You’ve probably read all about oil pulling on social media.
But recent studies are proving what hippies have known for years: swishing coconut oil around in your mouth actually improves your dental health.
I grew up in the days of Pop Rocks and Sweet Tarts, and suffered through the subsequent era of cavities and crowns and too much coffee. I’ve never been that happy with my teeth or my smile, so if there is any kind of home remedy to make your mouth look and feel better, I’m game. And according to a report from the Society for General Microbiology, coconut oil is a natural antibiotic that can attack the bacteria that cause tooth decay, gingivitis, plaque build-up, and bad breath. They found that enzyme-modified coconut oil (or coconut oil that is partially digested as it is swished around the mouth) strongly inhibited the growth of most strains of Streptococcus bacteria including Streptococcus mutans—an acid-producing bacterium that is a major cause of tooth decay.
And the truth is, it’s easy to do—and it’s a pleasant experience.
It tastes pretty good and your mouth feels refreshed after. And even if you’re reluctant to spend the money at Trader Joe’s or Whole Foods for organic coconut oil, it’s a whole lot cheaper than dental work. And less painless.
Here’s how you do it:
—Spoon, swish, and spit.

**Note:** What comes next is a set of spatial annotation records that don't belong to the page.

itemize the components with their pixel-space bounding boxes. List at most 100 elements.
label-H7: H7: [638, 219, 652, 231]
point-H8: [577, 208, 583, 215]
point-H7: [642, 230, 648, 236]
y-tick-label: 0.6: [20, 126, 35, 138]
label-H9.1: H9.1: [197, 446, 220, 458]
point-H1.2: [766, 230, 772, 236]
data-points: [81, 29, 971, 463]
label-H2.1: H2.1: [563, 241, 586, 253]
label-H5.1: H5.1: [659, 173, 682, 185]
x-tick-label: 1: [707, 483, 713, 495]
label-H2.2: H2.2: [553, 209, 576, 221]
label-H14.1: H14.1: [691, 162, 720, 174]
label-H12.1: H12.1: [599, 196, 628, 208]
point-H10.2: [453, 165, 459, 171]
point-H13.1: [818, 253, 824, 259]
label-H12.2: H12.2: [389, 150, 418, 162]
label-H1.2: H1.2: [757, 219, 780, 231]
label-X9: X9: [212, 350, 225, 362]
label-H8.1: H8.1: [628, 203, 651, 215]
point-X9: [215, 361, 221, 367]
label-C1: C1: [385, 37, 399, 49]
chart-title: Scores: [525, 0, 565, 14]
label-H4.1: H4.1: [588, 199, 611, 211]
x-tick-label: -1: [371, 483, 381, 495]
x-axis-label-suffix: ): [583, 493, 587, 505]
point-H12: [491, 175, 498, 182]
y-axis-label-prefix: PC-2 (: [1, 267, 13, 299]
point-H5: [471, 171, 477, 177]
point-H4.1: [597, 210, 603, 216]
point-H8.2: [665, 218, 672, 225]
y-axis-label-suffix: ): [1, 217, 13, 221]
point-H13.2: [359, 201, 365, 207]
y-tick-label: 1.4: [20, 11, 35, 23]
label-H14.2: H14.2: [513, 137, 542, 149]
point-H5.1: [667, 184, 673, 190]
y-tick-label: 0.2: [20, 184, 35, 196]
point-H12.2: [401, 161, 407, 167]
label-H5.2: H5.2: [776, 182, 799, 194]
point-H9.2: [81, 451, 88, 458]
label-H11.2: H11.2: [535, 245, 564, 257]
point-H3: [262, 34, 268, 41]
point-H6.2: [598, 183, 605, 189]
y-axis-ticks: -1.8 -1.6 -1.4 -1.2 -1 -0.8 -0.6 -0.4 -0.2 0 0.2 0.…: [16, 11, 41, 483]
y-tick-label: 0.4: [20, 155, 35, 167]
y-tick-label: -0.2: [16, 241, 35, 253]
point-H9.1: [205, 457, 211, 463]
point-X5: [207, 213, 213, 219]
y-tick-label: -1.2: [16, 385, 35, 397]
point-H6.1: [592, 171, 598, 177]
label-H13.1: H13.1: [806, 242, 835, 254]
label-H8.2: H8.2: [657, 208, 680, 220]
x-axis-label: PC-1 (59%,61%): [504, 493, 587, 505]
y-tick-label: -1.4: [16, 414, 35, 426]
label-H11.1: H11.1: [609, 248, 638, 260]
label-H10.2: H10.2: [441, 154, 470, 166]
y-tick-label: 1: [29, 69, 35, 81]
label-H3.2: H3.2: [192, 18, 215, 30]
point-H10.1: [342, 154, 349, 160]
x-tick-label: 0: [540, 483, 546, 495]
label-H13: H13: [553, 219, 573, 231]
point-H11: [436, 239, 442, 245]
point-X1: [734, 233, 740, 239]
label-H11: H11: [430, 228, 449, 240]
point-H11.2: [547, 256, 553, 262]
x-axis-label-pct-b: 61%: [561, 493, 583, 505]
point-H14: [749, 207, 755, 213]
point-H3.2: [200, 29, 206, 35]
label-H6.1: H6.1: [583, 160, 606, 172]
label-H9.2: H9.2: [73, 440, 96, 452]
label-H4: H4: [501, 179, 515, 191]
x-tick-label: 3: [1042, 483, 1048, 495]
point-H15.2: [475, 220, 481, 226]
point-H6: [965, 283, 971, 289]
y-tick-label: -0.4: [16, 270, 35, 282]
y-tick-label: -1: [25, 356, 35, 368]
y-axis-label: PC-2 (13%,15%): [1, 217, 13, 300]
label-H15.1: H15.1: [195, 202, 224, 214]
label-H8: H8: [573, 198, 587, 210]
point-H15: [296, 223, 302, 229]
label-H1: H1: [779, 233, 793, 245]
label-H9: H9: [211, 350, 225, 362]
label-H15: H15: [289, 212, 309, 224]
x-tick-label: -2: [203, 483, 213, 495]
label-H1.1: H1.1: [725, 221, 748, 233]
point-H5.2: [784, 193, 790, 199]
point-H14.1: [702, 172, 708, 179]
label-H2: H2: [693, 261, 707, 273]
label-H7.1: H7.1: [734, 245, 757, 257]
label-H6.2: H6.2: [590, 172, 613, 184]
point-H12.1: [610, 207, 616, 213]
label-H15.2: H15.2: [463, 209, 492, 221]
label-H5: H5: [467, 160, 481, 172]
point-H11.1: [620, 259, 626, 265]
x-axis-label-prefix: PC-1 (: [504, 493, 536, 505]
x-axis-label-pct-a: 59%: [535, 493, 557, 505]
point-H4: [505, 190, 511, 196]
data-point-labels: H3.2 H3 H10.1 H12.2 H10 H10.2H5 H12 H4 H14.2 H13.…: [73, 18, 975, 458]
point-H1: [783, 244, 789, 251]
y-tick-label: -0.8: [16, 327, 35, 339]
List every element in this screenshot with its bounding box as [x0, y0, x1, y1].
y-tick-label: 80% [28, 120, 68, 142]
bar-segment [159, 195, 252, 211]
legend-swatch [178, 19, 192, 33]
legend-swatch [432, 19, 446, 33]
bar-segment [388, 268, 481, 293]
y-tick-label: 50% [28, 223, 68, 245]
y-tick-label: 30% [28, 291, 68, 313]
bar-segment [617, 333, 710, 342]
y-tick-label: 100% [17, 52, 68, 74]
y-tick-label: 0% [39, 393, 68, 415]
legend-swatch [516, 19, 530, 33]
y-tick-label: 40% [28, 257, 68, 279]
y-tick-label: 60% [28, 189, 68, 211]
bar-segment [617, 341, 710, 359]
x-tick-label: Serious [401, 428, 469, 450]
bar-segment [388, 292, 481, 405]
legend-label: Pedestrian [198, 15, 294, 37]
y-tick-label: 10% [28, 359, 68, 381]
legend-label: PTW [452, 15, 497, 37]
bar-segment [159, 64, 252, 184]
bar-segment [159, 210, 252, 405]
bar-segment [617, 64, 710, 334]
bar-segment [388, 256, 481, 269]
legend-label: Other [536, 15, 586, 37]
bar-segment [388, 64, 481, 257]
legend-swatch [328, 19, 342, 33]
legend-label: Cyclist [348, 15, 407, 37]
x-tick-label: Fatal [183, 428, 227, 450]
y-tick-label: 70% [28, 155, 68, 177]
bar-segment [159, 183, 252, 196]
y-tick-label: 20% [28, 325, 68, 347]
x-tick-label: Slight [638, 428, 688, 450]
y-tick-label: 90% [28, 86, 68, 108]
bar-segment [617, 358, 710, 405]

Coconut oil is a solid substance, not clarified like other oils. Put about a tablespoon in your mouth. The heat and enzymes in your mouth will turn it into a liquid pretty quickly. You should swish it gently through your teeth and throughout your mouth for a few minutes, then spit it out (outside or in the trash, so you don’t clog your drain).
—Brush before you swish. Oil pulling should be done after you brush and floss, not instead of brushing or flossing. It’s a supplemental therapy that is used to prevent tooth decay, not reverse it.
—Don’t swallow it. If you feel like you need to swallow it, you probably used too much—use a little less next time.
—Use coconut oil. If you hate the taste of coconut, you can try sesame or sunflower oil which also have the anti-bacterial properties, but coconut has the added benefit of lauric acid, an anti-microbial agent that makes it more effective.